They said screening, new drugs and wider use of surgery had all helped boost survival rates. But they said even more women would live longer if the medicines watchdog speeded up the process of making new drugs widely available on the NHS.
The National Institute for Health and Clinical Excellence has come under repeated fire for being too slow to assess and approve life-saving cancer drugs.
The researchers also called for an end to a 'postcode lottery' which means women in some parts of the UK are more likely to get new drugs and have better survival chances than patients living elsewhere.
Cancer Research UK released the breast cancer survival-rate figures yesterday which show changes over the past 30 years. Some 72 per cent of women diagnosed with the disease today can expect to survive at last ten years.

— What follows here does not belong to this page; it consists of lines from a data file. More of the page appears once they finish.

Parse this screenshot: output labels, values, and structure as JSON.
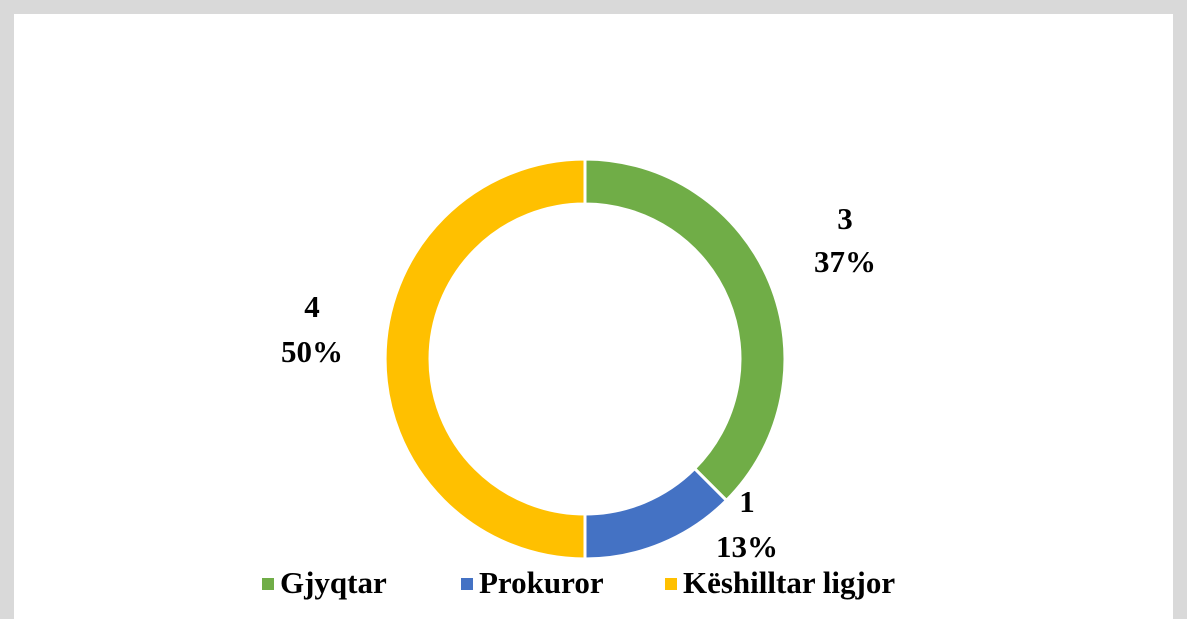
{
  "chart_data": {
    "type": "donut",
    "categories": [
      "Gjyqtar",
      "Prokuror",
      "Këshilltar ligjor"
    ],
    "values": [
      3,
      1,
      4
    ],
    "percent_labels": [
      "37%",
      "13%",
      "50%"
    ],
    "colors": [
      "#70ad47",
      "#4472c4",
      "#ffc000"
    ],
    "legend": "bottom"
  }
}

And 64 per cent should live for 20 years or more.
Michel Coleman, of Cancer Research UK, said the figures were on the conservative side and it was possible that even more breast cancer patients would survive in future years.
"Women are more aware of their breasts and what goes wrong with them, and they are diagnosed earlier than they were ten or 15 years ago," he said.
Professor Tony Howell, a cancer expert at the Christie Hospital in Manchester, defended the UK's record. He said survival rates were going up here while in some other countries they were falling.
"We want to say to women that this is just an incident in their life and this is not going to kill you," he said. "Most women with a diagnosis of breast cancer will die from something else."
He also predicted survival rates in Britain would continue to rise through wider use of the drug Herceptin and other medicines called aromatase inhibitors.
In Derby only 5 per cent of patients get Herceptin compared with 90 per cent in Dorset. Dr Richard Sullivan, clinical director at Cancer Research UK, said the latest survival predictions were 'tremendous news' for breast cancer patients.
Dr Sarah Rawlings, of Breakthrough Breast Cancer, said: "This is great news for anyone whose life has been affected by a breast cancer diagnosis.
She was diagnosed with breast cancer two years ago but yesterday she said she felt fitter than ever and paid tribute to the doctors and researchers whose work has helped keep her alive.
The retired administrator from Birmingham said: "My first reaction was that I would be dead by Christmas. But I discovered there is more out there for cancer patients than you can imagine."